Aristide Saccard fut fâché du peu d’attention qu’on accordait à M. Toutin-Laroche. Il reprit, pour lui montrer qu’il l’avait écouté :

— L’emprunt de la ville…

Mais M. Toutin-Laroche n’était pas homme à perdre le fil d’une idée :

— Ah ! messieurs, continua-t-il quand les rires furent calmés, la journée d’hier a été une grande consolation pour nous, dont l’administration est en butte à tant d’ignobles attaques. On accuse le Conseil de conduire la Ville à sa ruine, et, vous le voyez, dès que la Ville ouvre un emprunt, tout le monde nous apporte son argent, même ceux qui crient.

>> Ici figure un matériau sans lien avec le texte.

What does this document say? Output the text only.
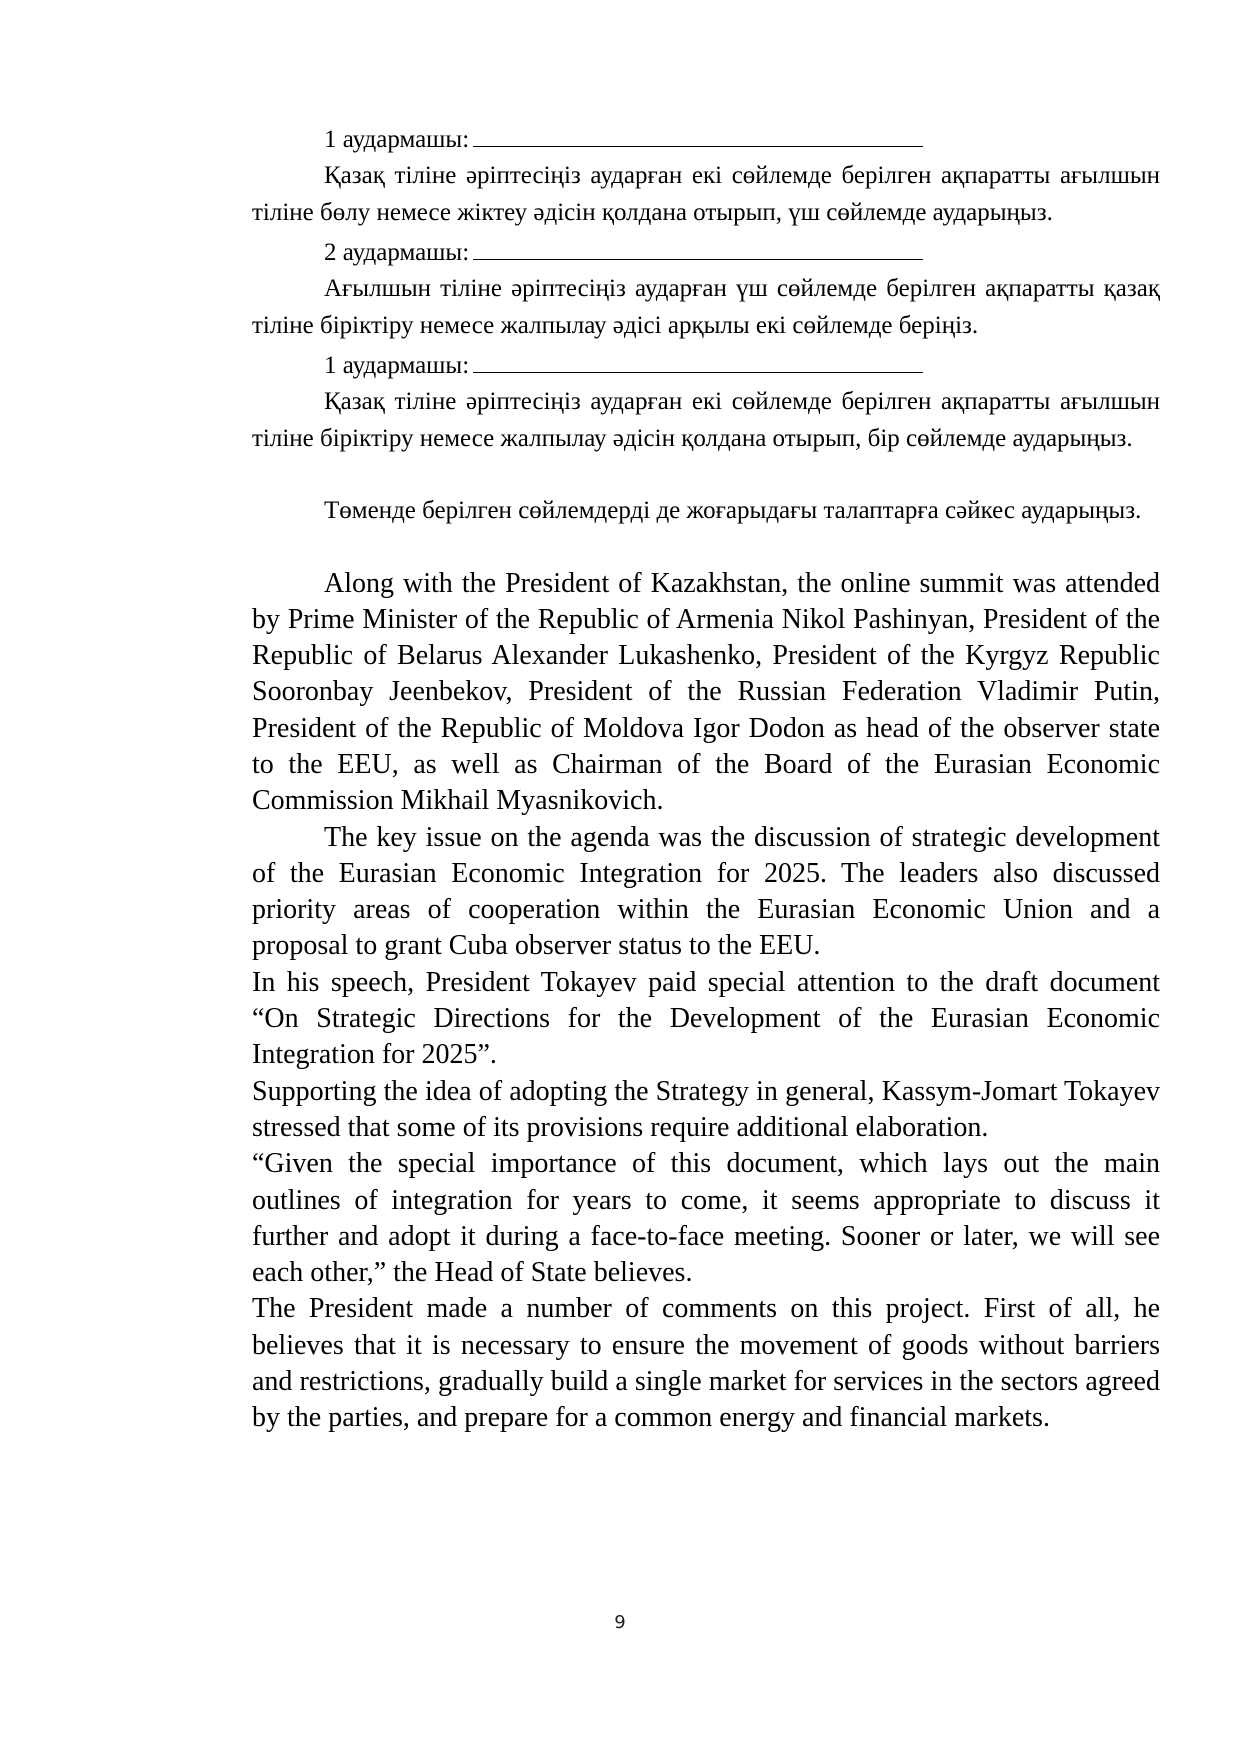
1 аудармашы:

Қазақ тіліне әріптесіңіз аударған екі сөйлемде берілген ақпаратты ағылшын тіліне бөлу немесе жіктеу әдісін қолдана отырып, үш сөйлемде аударыңыз.

2 аудармашы:

Ағылшын тіліне әріптесіңіз аударған үш сөйлемде берілген ақпаратты қазақ тіліне біріктіру немесе жалпылау әдісі арқылы екі сөйлемде беріңіз.

1 аудармашы:

Қазақ тіліне әріптесіңіз аударған екі сөйлемде берілген ақпаратты ағылшын тіліне біріктіру немесе жалпылау әдісін қолдана отырып, бір сөйлемде аударыңыз.

Төменде берілген сөйлемдерді де жоғарыдағы талаптарға сәйкес аударыңыз.

Along with the President of Kazakhstan, the online summit was attended by Prime Minister of the Republic of Armenia Nikol Pashinyan, President of the Republic of Belarus Alexander Lukashenko, President of the Kyrgyz Republic Sooronbay Jeenbekov, President of the Russian Federation Vladimir Putin, President of the Republic of Moldova Igor Dodon as head of the observer state to the EEU, as well as Chairman of the Board of the Eurasian Economic Commission Mikhail Myasnikovich.

The key issue on the agenda was the discussion of strategic development of the Eurasian Economic Integration for 2025. The leaders also discussed priority areas of cooperation within the Eurasian Economic Union and a proposal to grant Cuba observer status to the EEU.

In his speech, President Tokayev paid special attention to the draft document “On Strategic Directions for the Development of the Eurasian Economic Integration for 2025”.

Supporting the idea of adopting the Strategy in general, Kassym-Jomart Tokayev stressed that some of its provisions require additional elaboration.

“Given the special importance of this document, which lays out the main outlines of integration for years to come, it seems appropriate to discuss it further and adopt it during a face-to-face meeting. Sooner or later, we will see each other,” the Head of State believes.

The President made a number of comments on this project. First of all, he believes that it is necessary to ensure the movement of goods without barriers and restrictions, gradually build a single market for services in the sectors agreed by the parties, and prepare for a common energy and financial markets.

9
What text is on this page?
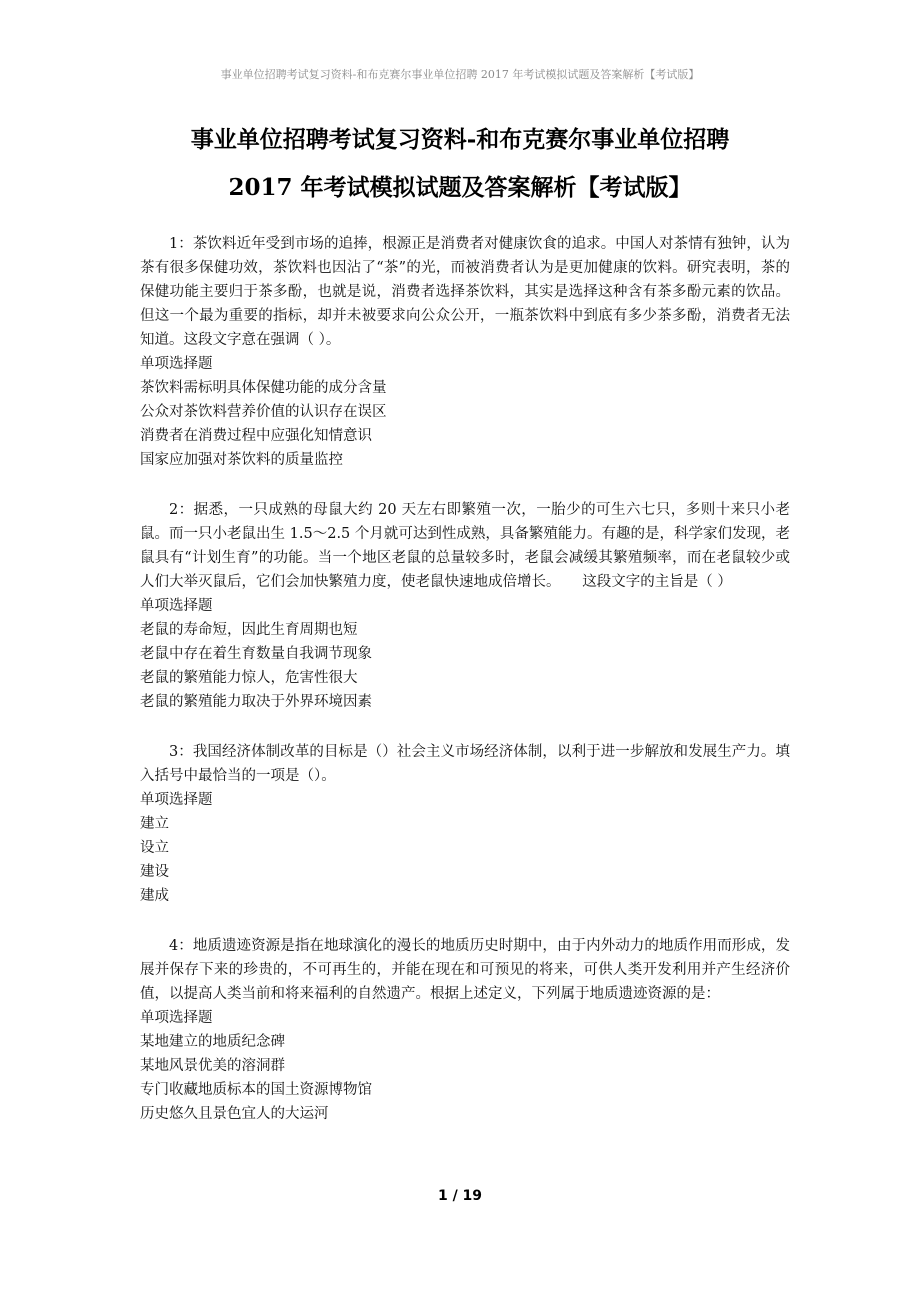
事业单位招聘考试复习资料-和布克赛尔事业单位招聘 2017 年考试模拟试题及答案解析【考试版】
事业单位招聘考试复习资料-和布克赛尔事业单位招聘
2017 年考试模拟试题及答案解析【考试版】

1：茶饮料近年受到市场的追捧，根源正是消费者对健康饮食的追求。中国人对茶情有独钟，认为茶有很多保健功效，茶饮料也因沾了“茶”的光，而被消费者认为是更加健康的饮料。研究表明，茶的保健功能主要归于茶多酚，也就是说，消费者选择茶饮料，其实是选择这种含有茶多酚元素的饮品。但这一个最为重要的指标，却并未被要求向公众公开，一瓶茶饮料中到底有多少茶多酚，消费者无法知道。这段文字意在强调（ ）。

单项选择题

茶饮料需标明具体保健功能的成分含量

公众对茶饮料营养价值的认识存在误区

消费者在消费过程中应强化知情意识

国家应加强对茶饮料的质量监控

2：据悉，一只成熟的母鼠大约 20 天左右即繁殖一次，一胎少的可生六七只，多则十来只小老鼠。而一只小老鼠出生 1.5～2.5 个月就可达到性成熟，具备繁殖能力。有趣的是，科学家们发现，老鼠具有“计划生育”的功能。当一个地区老鼠的总量较多时，老鼠会减缓其繁殖频率，而在老鼠较少或人们大举灭鼠后，它们会加快繁殖力度，使老鼠快速地成倍增长。　　这段文字的主旨是（ ）

单项选择题

老鼠的寿命短，因此生育周期也短

老鼠中存在着生育数量自我调节现象

老鼠的繁殖能力惊人，危害性很大

老鼠的繁殖能力取决于外界环境因素

3：我国经济体制改革的目标是（）社会主义市场经济体制，以利于进一步解放和发展生产力。填入括号中最恰当的一项是（）。

单项选择题

建立

设立

建设

建成

4：地质遗迹资源是指在地球演化的漫长的地质历史时期中，由于内外动力的地质作用而形成，发展并保存下来的珍贵的，不可再生的，并能在现在和可预见的将来，可供人类开发利用并产生经济价值，以提高人类当前和将来福利的自然遗产。根据上述定义，下列属于地质遗迹资源的是：

单项选择题

某地建立的地质纪念碑

某地风景优美的溶洞群

专门收藏地质标本的国土资源博物馆

历史悠久且景色宜人的大运河

1 / 19
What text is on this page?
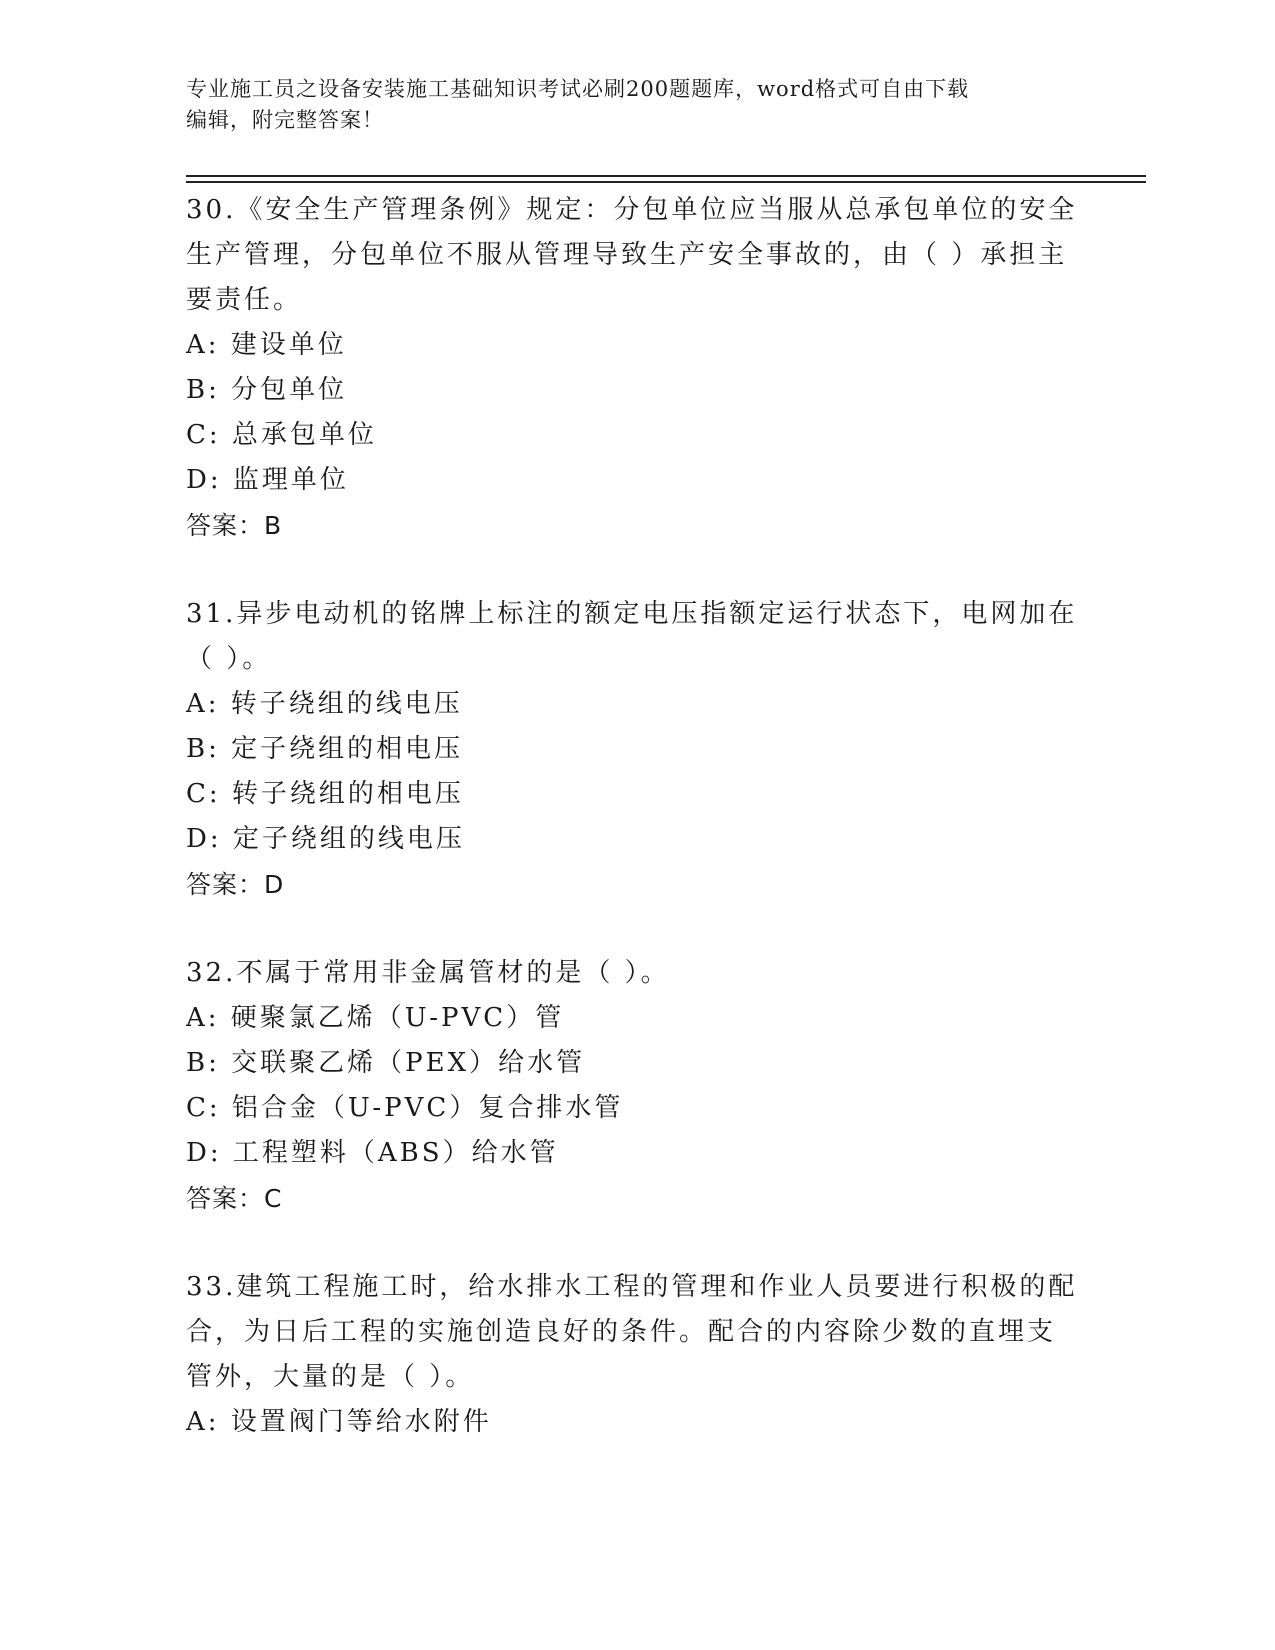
专业施工员之设备安装施工基础知识考试必刷200题题库，word格式可自由下载
编辑，附完整答案！

30.《安全生产管理条例》规定：分包单位应当服从总承包单位的安全

生产管理，分包单位不服从管理导致生产安全事故的，由（ ）承担主

要责任。

A: 建设单位

B: 分包单位

C: 总承包单位

D: 监理单位

答案：B

31.异步电动机的铭牌上标注的额定电压指额定运行状态下，电网加在

（ ）。

A: 转子绕组的线电压

B: 定子绕组的相电压

C: 转子绕组的相电压

D: 定子绕组的线电压

答案：D

32.不属于常用非金属管材的是（ ）。

A: 硬聚氯乙烯（U-PVC）管

B: 交联聚乙烯（PEX）给水管

C: 铝合金（U-PVC）复合排水管

D: 工程塑料（ABS）给水管

答案：C

33.建筑工程施工时，给水排水工程的管理和作业人员要进行积极的配

合，为日后工程的实施创造良好的条件。配合的内容除少数的直埋支

管外，大量的是（ ）。

A: 设置阀门等给水附件
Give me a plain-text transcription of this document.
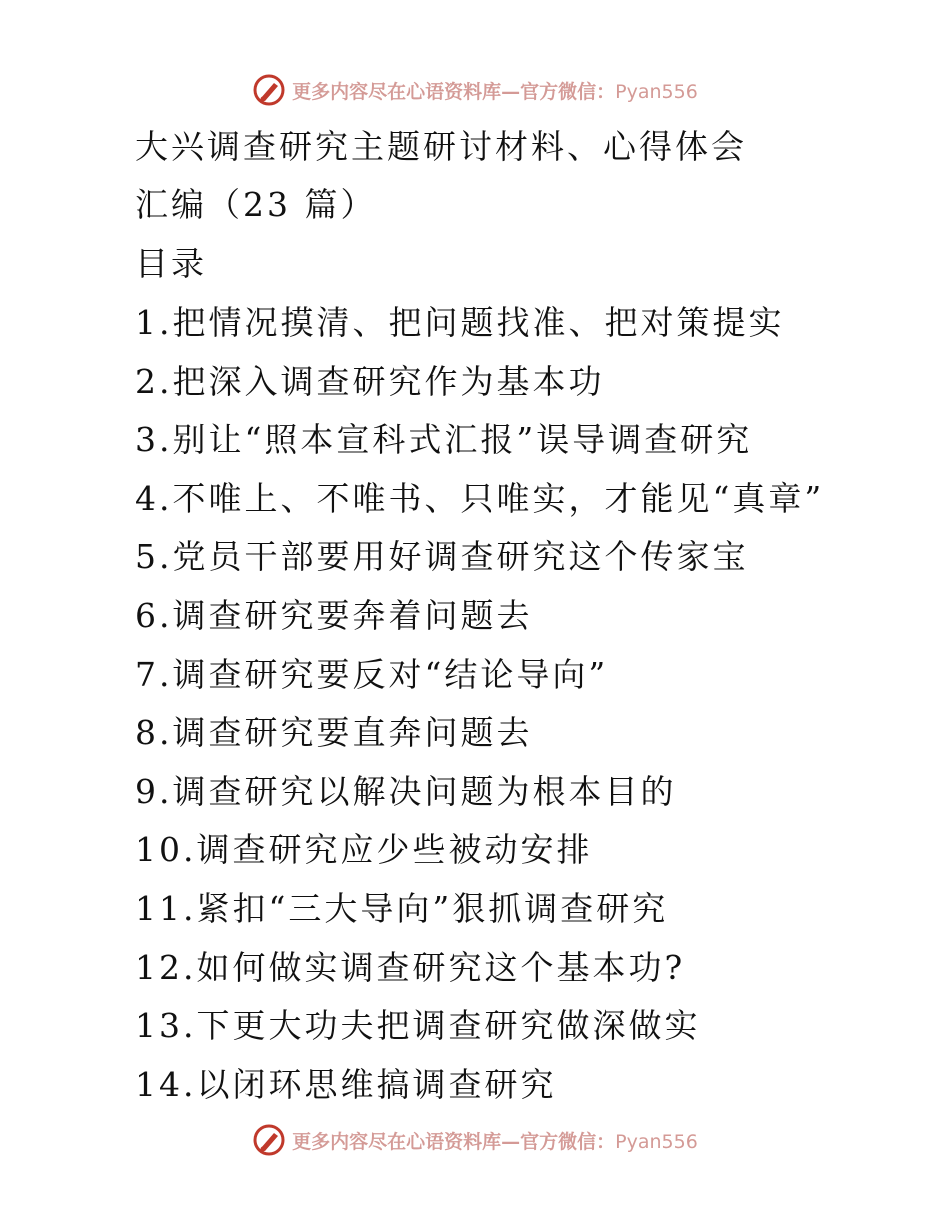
更多内容尽在心语资料库—官方微信：Pyan556
大兴调查研究主题研讨材料、心得体会汇编（23 篇）
目录
1.把情况摸清、把问题找准、把对策提实
2.把深入调查研究作为基本功
3.别让“照本宣科式汇报”误导调查研究
4.不唯上、不唯书、只唯实，才能见“真章”
5.党员干部要用好调查研究这个传家宝
6.调查研究要奔着问题去
7.调查研究要反对“结论导向”
8.调查研究要直奔问题去
9.调查研究以解决问题为根本目的
10.调查研究应少些被动安排
11.紧扣“三大导向”狠抓调查研究
12.如何做实调查研究这个基本功?
13.下更大功夫把调查研究做深做实
14.以闭环思维搞调查研究
更多内容尽在心语资料库—官方微信：Pyan556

— Vous avez fait des miracles, dit Saccard. Paris est devenu la capitale du monde.

— Oui, c’est vraiment prodigieux, interrompit M. Hupel de la Noue. Imaginez-vous que moi, qui suis un vieux Parisien, je ne reconnais plus mon Paris. Hier, je me suis perdu pour aller de l’Hôtel de Ville au Luxembourg. C’est prodigieux, prodigieux !

Il y eut un silence. Tous les hommes graves écoutaient maintenant.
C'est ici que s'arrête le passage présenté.